5. How good can Tennessee be this season?

DB: I think they can be great. I really do. Trae Golden takes some heat for turnovers and decisions late in games, but I think he can be one of the top point guards in the SEC. To me one of the other keys is can they knock down shots from the perimeter. Tennessee has [Jeronne] Maymon and Jarnell Stokes down low. They're not the same type of players [Al] Horford and [Joakim] Noah were at Florida, but they're still two huge bodies that attract a lot of attention. Florida was so great because they had guys like Lee Humphrey on the perimeter who could make you pay for doubling down low. My point is can guys lie Skylar McBee and Josh Richardson make teams pay for either doubling in the post or sagging off the perimeter to keep it from getting into the post? If they can, it's going to be a damned-if-you-do, damned-if-you-don't scenario for opposing defenses. You can almost be assured that defensively they're going to be good because that's emphasized so much, but knocking down the outside shot is critical for these guys.

6. Who's your early favorite for preseason player of the year in the SEC?

DB: I tend to lean toward a guard in this situation. I lean toward Phil Pressey at Missouri. I haven't seen him play a ton, but I like what I've seen. A lot of it has to do with team success. They've got a lot of transfers coming in. They have tons of talent, but if it goes south, he might still be as good a player but the better the team does, the more success you have in individual awards. Early on, one thing that may benefit him is he's going to be able to catch some teams off guard. When I played, I was more familiar with Auburn's eighth man than I was a team outside the SEC's best player who was up for the Naismith Award. These guys in the SEC, they haven't been exposed that much to Missouri basketball. Sometimes it's human nature for these guys to say, 'Well, I'll really respect him when I see it myself.' That can be to Missouri's advantage.

7. As an opposing player, what's the most hostile arena in the SEC?

DB: It's definitely Rupp. At Florida, they're going to say anything and everything to you and they're creative. They might say something about your mom, your sister, whatever, but the students make it personal. Sometimes that gets players distracted. Other times it can get them more ready to play. Teams and players are so friendly with one-another that it's just not as personal as an old-school rivalry. When the fans bring that out of you, it can be a positive. That's how it was for us at Florida.
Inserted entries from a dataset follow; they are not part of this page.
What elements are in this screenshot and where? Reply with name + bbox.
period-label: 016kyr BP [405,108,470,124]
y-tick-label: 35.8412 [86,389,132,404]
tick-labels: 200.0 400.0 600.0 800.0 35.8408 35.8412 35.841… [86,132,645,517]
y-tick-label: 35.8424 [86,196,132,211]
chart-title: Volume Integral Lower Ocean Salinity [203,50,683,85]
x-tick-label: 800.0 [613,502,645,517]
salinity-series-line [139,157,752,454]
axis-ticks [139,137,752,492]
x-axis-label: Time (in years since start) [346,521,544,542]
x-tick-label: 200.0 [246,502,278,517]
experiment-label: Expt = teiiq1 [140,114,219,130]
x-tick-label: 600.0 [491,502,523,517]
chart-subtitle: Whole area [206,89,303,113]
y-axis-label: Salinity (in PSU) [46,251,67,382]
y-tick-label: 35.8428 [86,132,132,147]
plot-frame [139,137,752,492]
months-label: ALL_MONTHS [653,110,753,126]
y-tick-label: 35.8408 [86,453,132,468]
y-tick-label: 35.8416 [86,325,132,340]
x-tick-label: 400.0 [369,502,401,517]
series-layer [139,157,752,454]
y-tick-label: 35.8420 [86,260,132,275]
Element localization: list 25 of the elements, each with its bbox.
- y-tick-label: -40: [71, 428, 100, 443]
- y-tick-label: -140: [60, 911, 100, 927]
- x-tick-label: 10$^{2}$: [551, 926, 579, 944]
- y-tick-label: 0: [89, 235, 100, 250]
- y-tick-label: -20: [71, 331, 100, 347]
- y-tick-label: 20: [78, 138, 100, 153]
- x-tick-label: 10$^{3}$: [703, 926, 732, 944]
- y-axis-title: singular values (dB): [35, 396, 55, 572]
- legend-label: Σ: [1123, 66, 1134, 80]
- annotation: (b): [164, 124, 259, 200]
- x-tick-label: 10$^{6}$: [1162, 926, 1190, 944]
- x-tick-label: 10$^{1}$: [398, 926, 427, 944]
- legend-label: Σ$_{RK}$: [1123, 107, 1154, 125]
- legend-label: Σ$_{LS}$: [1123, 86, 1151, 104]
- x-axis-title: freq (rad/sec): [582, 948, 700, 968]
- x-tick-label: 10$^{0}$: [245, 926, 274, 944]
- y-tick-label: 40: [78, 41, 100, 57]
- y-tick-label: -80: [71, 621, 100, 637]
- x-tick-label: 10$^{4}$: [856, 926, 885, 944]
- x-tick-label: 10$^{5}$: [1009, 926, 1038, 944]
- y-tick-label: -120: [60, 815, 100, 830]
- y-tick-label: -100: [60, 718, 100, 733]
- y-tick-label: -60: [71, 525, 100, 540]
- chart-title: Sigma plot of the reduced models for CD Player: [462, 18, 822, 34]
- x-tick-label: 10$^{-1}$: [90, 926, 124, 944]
But as far as the toughest to overcome, it's Rupp for sure. You might see a whole section of thousands of people who look like they've been retired for 10 years and you'd never think they can get that loud, but they can. It's unbelievable. You can't hear each other talking, you can't hear the coaches calling out the plays, you can't hear a teammate call out a back pick. He's mad at you for not hearing him. You're mad at him for not saying it loud enough. It can become a disaster.